Something about it jogs my memory and, going back a few pages, I find the word ‘thing’ highlighted in the same manner, but so lightly I’m not convinced I would have noticed had I not been looking for it. I flip back a few more pages and come across the word ‘every’, which I recognise as the word that had caught my attention earlier, although I had put its darker background down to a printing problem. Intrigued, I carry on turning back the pages and eventually find a tiny ‘is’ nearer the beginning of the book.
I run it together—‘Is everything alright’.

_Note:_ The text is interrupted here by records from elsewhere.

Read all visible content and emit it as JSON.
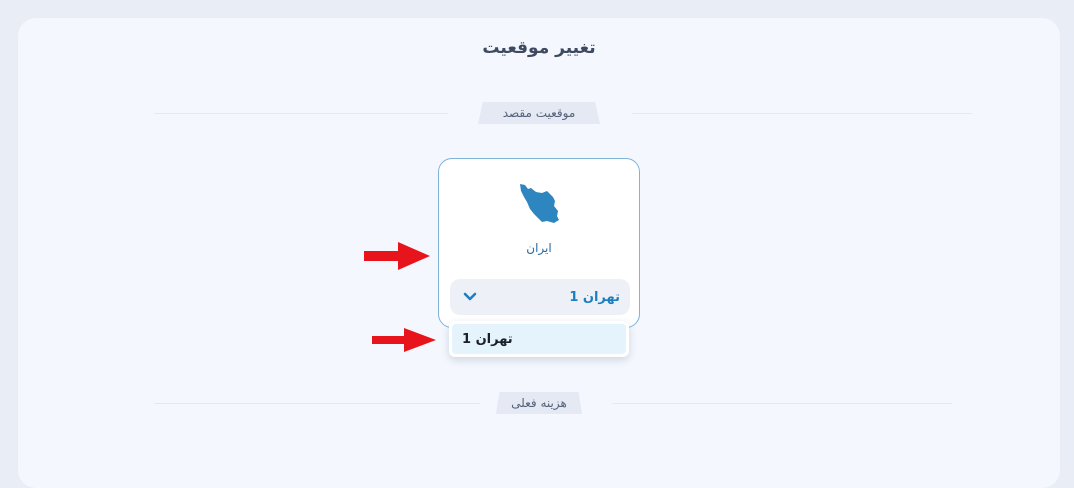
{
  "header": {
    "title": "تغییر موقعیت"
  },
  "destination_section": {
    "label": "موقعیت مقصد"
  },
  "location_card": {
    "country": "ایران",
    "map_icon": "iran-map-icon",
    "selected_location": "تهران 1"
  },
  "dropdown": {
    "options": [
      "تهران 1"
    ]
  },
  "cost_section": {
    "label": "هزینه فعلی"
  },
  "colors": {
    "accent": "#1e7fbf",
    "map": "#2e86c1",
    "annotation_arrow": "#e8141b"
  }
}
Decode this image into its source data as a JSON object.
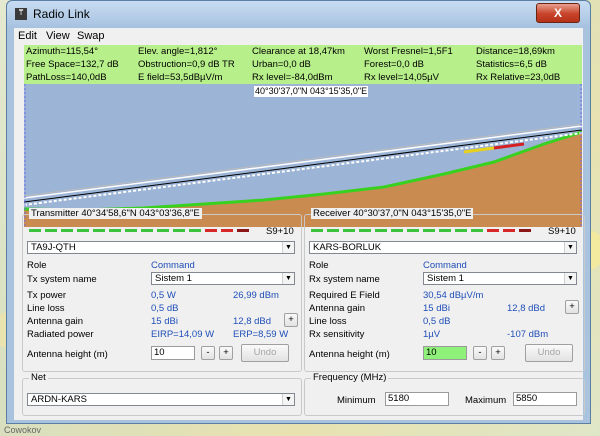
{
  "window": {
    "title": "Radio Link",
    "icon": "antenna-tower-icon",
    "close_label": "X"
  },
  "menu": [
    "Edit",
    "View",
    "Swap"
  ],
  "info": [
    [
      "Azimuth=115,54°",
      "Elev. angle=1,812°",
      "Clearance at 18,47km",
      "Worst Fresnel=1,5F1",
      "Distance=18,69km"
    ],
    [
      "Free Space=132,7 dB",
      "Obstruction=0,9 dB TR",
      "Urban=0,0 dB",
      "Forest=0,0 dB",
      "Statistics=6,5 dB"
    ],
    [
      "PathLoss=140,0dB",
      "E field=53,5dBµV/m",
      "Rx level=-84,0dBm",
      "Rx level=14,05µV",
      "Rx Relative=23,0dB"
    ]
  ],
  "profile": {
    "cursor_position": "40°30'37,0\"N 043°15'35,0\"E"
  },
  "transmitter": {
    "title": "Transmitter 40°34'58,6\"N 043°03'36,8\"E",
    "signal": "S9+10",
    "station": "TA9J-QTH",
    "role_label": "Role",
    "role_value": "Command",
    "system_label": "Tx system name",
    "system_value": "Sistem  1",
    "power_label": "Tx power",
    "power_w": "0,5 W",
    "power_dbm": "26,99 dBm",
    "lineloss_label": "Line loss",
    "lineloss_value": "0,5 dB",
    "gain_label": "Antenna gain",
    "gain_dbi": "15 dBi",
    "gain_dbd": "12,8 dBd",
    "radiated_label": "Radiated power",
    "eirp": "EIRP=14,09 W",
    "erp": "ERP=8,59 W",
    "height_label": "Antenna height (m)",
    "height_value": "10",
    "plus": "+",
    "minus": "-",
    "undo": "Undo"
  },
  "receiver": {
    "title": "Receiver 40°30'37,0\"N 043°15'35,0\"E",
    "signal": "S9+10",
    "station": "KARS-BORLUK",
    "role_label": "Role",
    "role_value": "Command",
    "system_label": "Rx system name",
    "system_value": "Sistem  1",
    "efield_label": "Required E Field",
    "efield_value": "30,54 dBµV/m",
    "gain_label": "Antenna gain",
    "gain_dbi": "15 dBi",
    "gain_dbd": "12,8 dBd",
    "lineloss_label": "Line loss",
    "lineloss_value": "0,5 dB",
    "sens_label": "Rx sensitivity",
    "sens_uv": "1µV",
    "sens_dbm": "-107 dBm",
    "height_label": "Antenna height (m)",
    "height_value": "10",
    "plus": "+",
    "minus": "-",
    "undo": "Undo"
  },
  "net": {
    "title": "Net",
    "value": "ARDN-KARS"
  },
  "frequency": {
    "title": "Frequency (MHz)",
    "min_label": "Minimum",
    "min_value": "5180",
    "max_label": "Maximum",
    "max_value": "5850"
  },
  "footer": {
    "text": "Cowokov"
  },
  "colors": {
    "info_bg": "#b7ef8a",
    "terrain": "#c98b50",
    "sky": "#9cb4d6",
    "highlight_input": "#8ff07a"
  }
}
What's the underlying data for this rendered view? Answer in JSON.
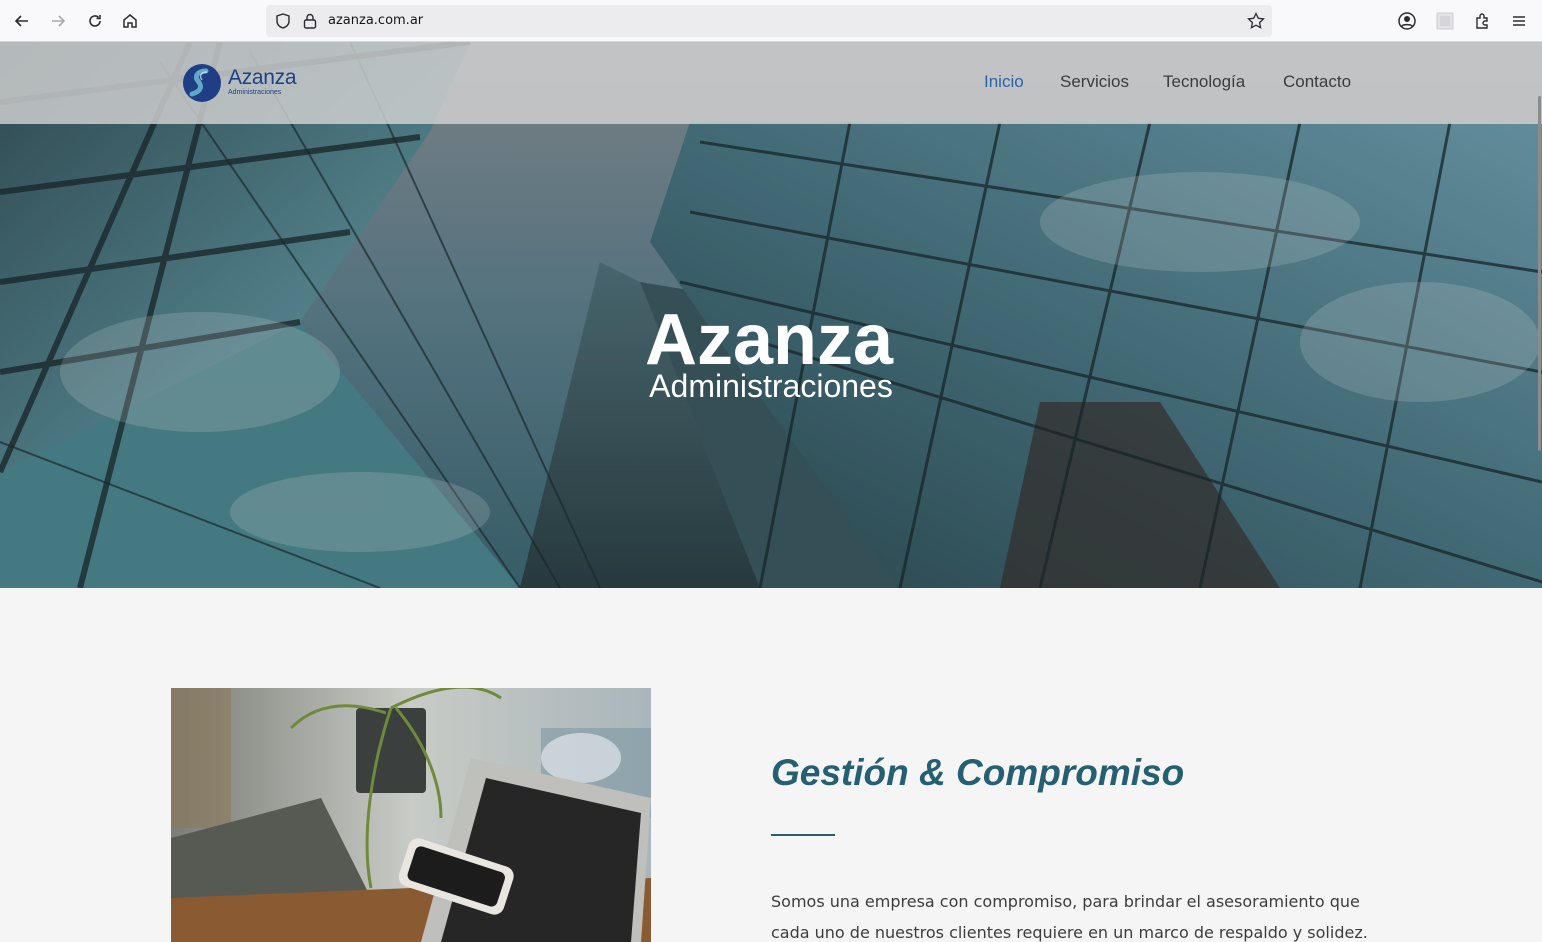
{
  "browser": {
    "url": "azanza.com.ar"
  },
  "header": {
    "logo_name": "Azanza",
    "logo_sub": "Administraciones",
    "nav": [
      {
        "label": "Inicio",
        "active": true
      },
      {
        "label": "Servicios",
        "active": false
      },
      {
        "label": "Tecnología",
        "active": false
      },
      {
        "label": "Contacto",
        "active": false
      }
    ]
  },
  "hero": {
    "title": "Azanza",
    "subtitle": "Administraciones"
  },
  "about": {
    "title": "Gestión & Compromiso",
    "text": "Somos una empresa con compromiso, para brindar el asesoramiento que cada uno de nuestros clientes requiere en un marco de respaldo y solidez."
  },
  "colors": {
    "accent": "#255f72",
    "nav_active": "#2a64a8",
    "brand": "#1f3e86"
  }
}
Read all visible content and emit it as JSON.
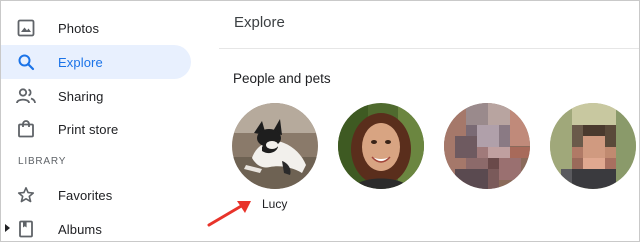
{
  "sidebar": {
    "items": [
      {
        "label": "Photos",
        "icon": "photo-icon"
      },
      {
        "label": "Explore",
        "icon": "search-icon",
        "active": true
      },
      {
        "label": "Sharing",
        "icon": "people-icon"
      },
      {
        "label": "Print store",
        "icon": "shopping-bag-icon"
      }
    ],
    "section_label": "LIBRARY",
    "library_items": [
      {
        "label": "Favorites",
        "icon": "star-icon"
      },
      {
        "label": "Albums",
        "icon": "album-icon"
      }
    ]
  },
  "main": {
    "title": "Explore",
    "section_heading": "People and pets",
    "people": [
      {
        "name": "Lucy",
        "kind": "pet-photo"
      },
      {
        "name": "",
        "kind": "person-photo"
      },
      {
        "name": "",
        "kind": "pixelated-face"
      },
      {
        "name": "",
        "kind": "pixelated-face"
      }
    ]
  },
  "colors": {
    "accent": "#1a73e8",
    "active_bg": "#e8f0fe",
    "arrow": "#e8332a",
    "text": "#202124"
  }
}
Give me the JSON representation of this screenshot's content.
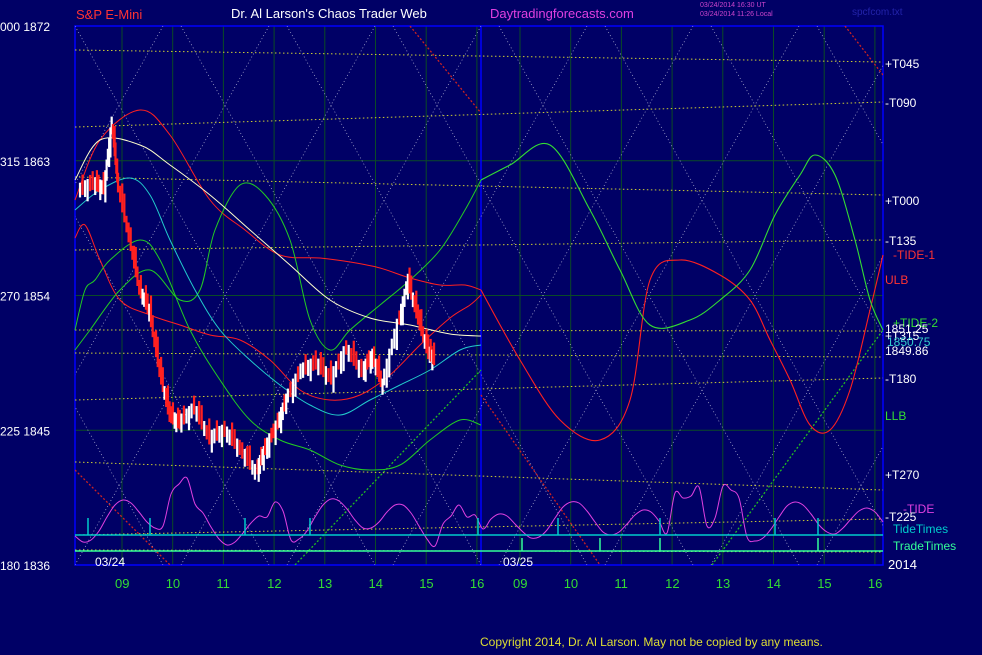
{
  "header": {
    "symbol": "S&P E-Mini",
    "title": "Dr. Al Larson's Chaos Trader Web",
    "site": "Daytradingforecasts.com",
    "stamp_line1": "03/24/2014 16:30 UT",
    "stamp_line2": "03/24/2014 11:26 Local",
    "filename": "spcfcom.txt"
  },
  "footer": {
    "copyright": "Copyright 2014, Dr. Al Larson. May not be copied by any means."
  },
  "colors": {
    "background": "#000066",
    "panel_border": "#0000ff",
    "price_up": "#ffffff",
    "price_down": "#ff2020",
    "tide": "#e040e0",
    "tide_times": "#00cccc",
    "trade_times": "#33ff99",
    "ulb": "#ff2020",
    "llb": "#22cc22",
    "ma_cyan": "#22cccc",
    "ma_white": "#ffffcc",
    "tide1": "#ff2020",
    "tide2": "#33dd33",
    "yellow_lines": "#cccc33"
  },
  "chart_data": {
    "type": "line",
    "title": "S&P E-Mini",
    "xlabel": "",
    "ylabel": "",
    "ylim": [
      1836,
      1872
    ],
    "y_ticks": [
      {
        "label": "000  1872",
        "value": 1872
      },
      {
        "label": "315  1863",
        "value": 1863
      },
      {
        "label": "270  1854",
        "value": 1854
      },
      {
        "label": "225  1845",
        "value": 1845
      },
      {
        "label": "180  1836",
        "value": 1836
      }
    ],
    "x_ticks_day1": [
      "09",
      "10",
      "11",
      "12",
      "13",
      "14",
      "15",
      "16"
    ],
    "x_ticks_day2": [
      "09",
      "10",
      "11",
      "12",
      "13",
      "14",
      "15",
      "16"
    ],
    "dates": [
      "03/24",
      "03/25"
    ],
    "year": "2014",
    "right_labels": [
      {
        "text": "+T045",
        "color": "#ffffff"
      },
      {
        "text": "-T090",
        "color": "#ffffff"
      },
      {
        "text": "+T000",
        "color": "#ffffff"
      },
      {
        "text": "-T135",
        "color": "#ffffff"
      },
      {
        "text": "-TIDE-1",
        "color": "#ff3333"
      },
      {
        "text": "ULB",
        "color": "#ff3333"
      },
      {
        "text": "+TIDE-2",
        "color": "#33dd33"
      },
      {
        "text": "1851.25",
        "color": "#ffffff"
      },
      {
        "text": "+T315",
        "color": "#ffffff"
      },
      {
        "text": "1850.75",
        "color": "#33cccc"
      },
      {
        "text": "1849.86",
        "color": "#ffffff"
      },
      {
        "text": "-T180",
        "color": "#ffffff"
      },
      {
        "text": "LLB",
        "color": "#33dd33"
      },
      {
        "text": "+T270",
        "color": "#ffffff"
      },
      {
        "text": "-TIDE",
        "color": "#e040e0"
      },
      {
        "text": "-T225",
        "color": "#ffffff"
      },
      {
        "text": "TideTimes",
        "color": "#00cccc"
      },
      {
        "text": "TradeTimes",
        "color": "#33ff99"
      }
    ],
    "series": [
      {
        "name": "S&P E-Mini",
        "x": [
          9.0,
          9.3,
          9.5,
          9.65,
          9.75,
          10.0,
          10.2,
          10.4,
          10.6,
          10.8,
          11.0,
          11.3,
          11.6,
          11.9,
          12.2,
          12.5,
          12.65,
          12.9,
          13.1,
          13.4,
          13.7,
          14.0,
          14.3,
          14.6,
          14.8,
          15.0,
          15.3,
          15.5,
          15.7,
          15.9,
          16.0
        ],
        "y": [
          1861.0,
          1861.5,
          1861.2,
          1865.5,
          1862.0,
          1858.0,
          1854.5,
          1853.0,
          1849.0,
          1846.0,
          1845.5,
          1846.5,
          1844.5,
          1845.0,
          1843.8,
          1842.3,
          1843.5,
          1845.2,
          1847.0,
          1849.0,
          1849.5,
          1848.5,
          1850.5,
          1849.0,
          1850.0,
          1848.0,
          1852.0,
          1855.0,
          1852.5,
          1850.2,
          1849.8
        ]
      }
    ]
  }
}
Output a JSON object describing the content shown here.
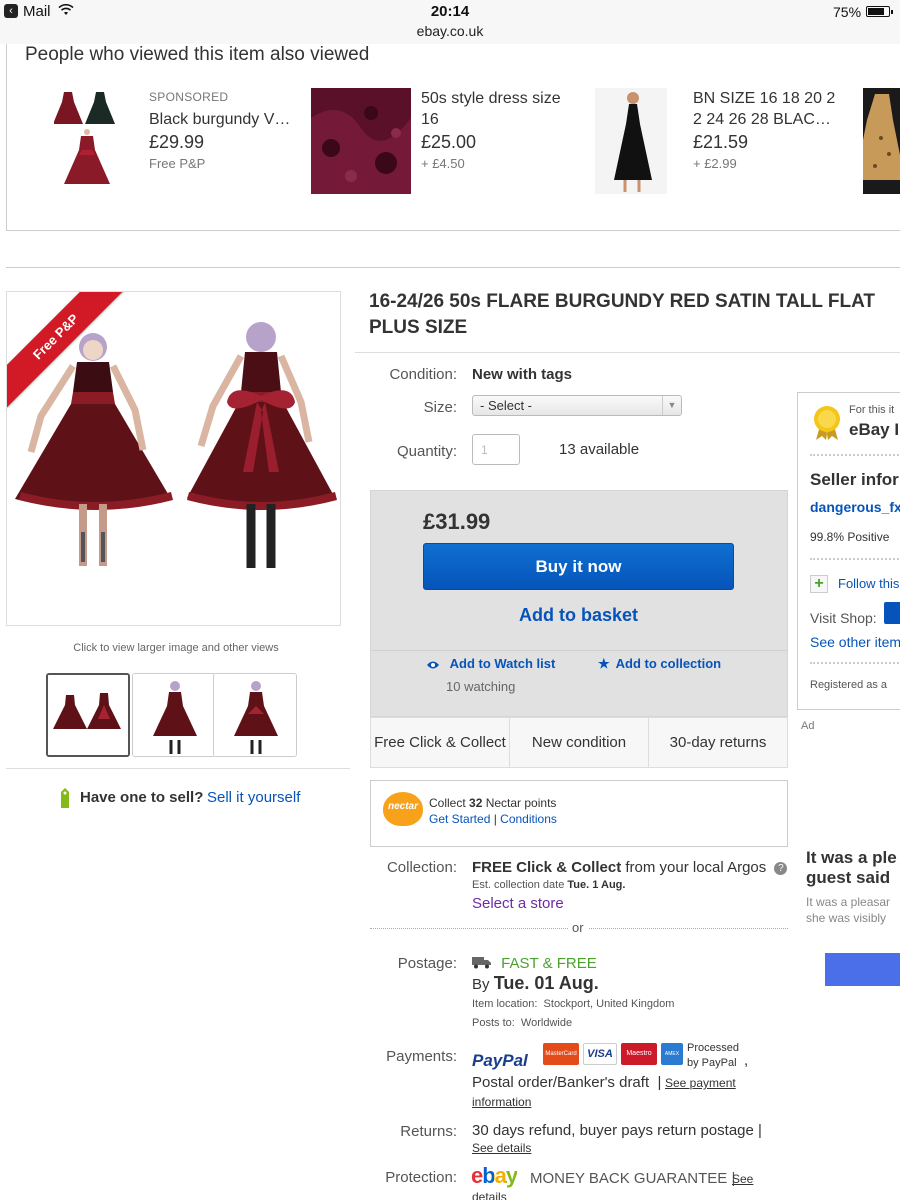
{
  "status": {
    "back_app": "Mail",
    "time": "20:14",
    "url": "ebay.co.uk",
    "battery": "75%"
  },
  "also_viewed": {
    "title": "People who viewed this item also viewed",
    "items": [
      {
        "sponsored": "SPONSORED",
        "name": "Black burgundy V…",
        "price": "£29.99",
        "postage": "Free P&P"
      },
      {
        "name": "50s style dress size 16",
        "price": "£25.00",
        "postage": "+ £4.50"
      },
      {
        "name": "BN SIZE 16 18 20 2 2 24 26 28 BLAC…",
        "price": "£21.59",
        "postage": "+ £2.99"
      }
    ]
  },
  "gallery": {
    "ribbon": "Free P&P",
    "hint": "Click to view larger image and other views",
    "sell_question": "Have one to sell?",
    "sell_link": "Sell it yourself"
  },
  "product": {
    "title_line1": "16-24/26 50s FLARE BURGUNDY RED SATIN TALL FLAT",
    "title_line2": "PLUS SIZE",
    "condition_label": "Condition:",
    "condition": "New with tags",
    "size_label": "Size:",
    "size_select": "- Select -",
    "quantity_label": "Quantity:",
    "quantity_value": "1",
    "available": "13 available"
  },
  "buy": {
    "price": "£31.99",
    "buy_now": "Buy it now",
    "add_basket": "Add to basket",
    "watch": "Add to Watch list",
    "watching": "10 watching",
    "collection": "Add to collection",
    "features": [
      "Free Click & Collect",
      "New condition",
      "30-day returns"
    ]
  },
  "nectar": {
    "logo": "nectar",
    "collect_pre": "Collect ",
    "points": "32",
    "collect_post": " Nectar points",
    "get_started": "Get Started",
    "sep": " | ",
    "conditions": "Conditions"
  },
  "collection": {
    "label": "Collection:",
    "bold": "FREE Click & Collect",
    "rest": " from your local Argos",
    "est_label": "Est. collection date ",
    "est_date": "Tue. 1 Aug.",
    "select_store": "Select a store",
    "or": "or"
  },
  "postage": {
    "label": "Postage:",
    "fast": "FAST & FREE",
    "by": "By ",
    "date": "Tue. 01 Aug.",
    "location_label": "Item location:",
    "location": "Stockport, United Kingdom",
    "posts_label": "Posts to:",
    "posts": "Worldwide"
  },
  "payments": {
    "label": "Payments:",
    "paypal": "PayPal",
    "processed": "Processed",
    "by_paypal": "by PayPal",
    "comma": ",",
    "postal": "Postal order/Banker's draft",
    "sep": "|",
    "see1": "See payment",
    "see2": "information",
    "cards": [
      "MasterCard",
      "VISA",
      "Maestro",
      "AMEX"
    ]
  },
  "returns": {
    "label": "Returns:",
    "text": "30 days refund, buyer pays return postage",
    "sep": "|",
    "details": "See details"
  },
  "protection": {
    "label": "Protection:",
    "logo": "ebay",
    "mbg": "MONEY BACK GUARANTEE",
    "sep": "|",
    "see": "See",
    "details": "details"
  },
  "seller": {
    "for_this": "For this it",
    "ebay": "eBay I",
    "info": "Seller infor",
    "name": "dangerous_fx",
    "positive": "99.8% Positive",
    "follow": "Follow this",
    "visit": "Visit Shop:",
    "see_other": "See other item",
    "registered": "Registered as a"
  },
  "ad": {
    "label": "Ad",
    "heading1": "It was a ple",
    "heading2": "guest said",
    "p1": "It was a pleasar",
    "p2": "she was visibly"
  },
  "colors": {
    "link": "#0654ba",
    "buy_button": "#0654ba",
    "ribbon": "#d11a26",
    "fast_free": "#4aa12c",
    "select_store": "#6e2aa8",
    "nectar": "#f7a21a"
  }
}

My heart starts beating faster as I consider the possibility that Esther has sent me a message. If she has, there has to be more. With a mounting sense of excitement, I scan the rest of the book for evidence of shading and find ‘do’, ‘you’, ‘need’ and, on the second to last page of the book, ‘help’.
The elation I feel, that she has recognised my predicament and wants to help, is short-lived, because how can I reply to Esther when I don’t have access to something as mundane as a pencil? Even if I had one, I’d be at a loss as to what to reply. A mere ‘yes’ wouldn’t be enough, a ‘yes, get the police’ would be futile, because, as I know to my cost, Jack has them in his pocket. Like the staff at the hotel in Thailand, they know me as a manic-depressive, given to accusing my devoted and brilliant lawyer husband of keeping me prisoner. Even if they arrived at the house without warning, Jack would have no trouble explaining away this room, or any other room in the house for that matter. Anyway, he would never let me return the book to Esther without checking it first, just as he always checks my bag before we go out to make sure it’s empty.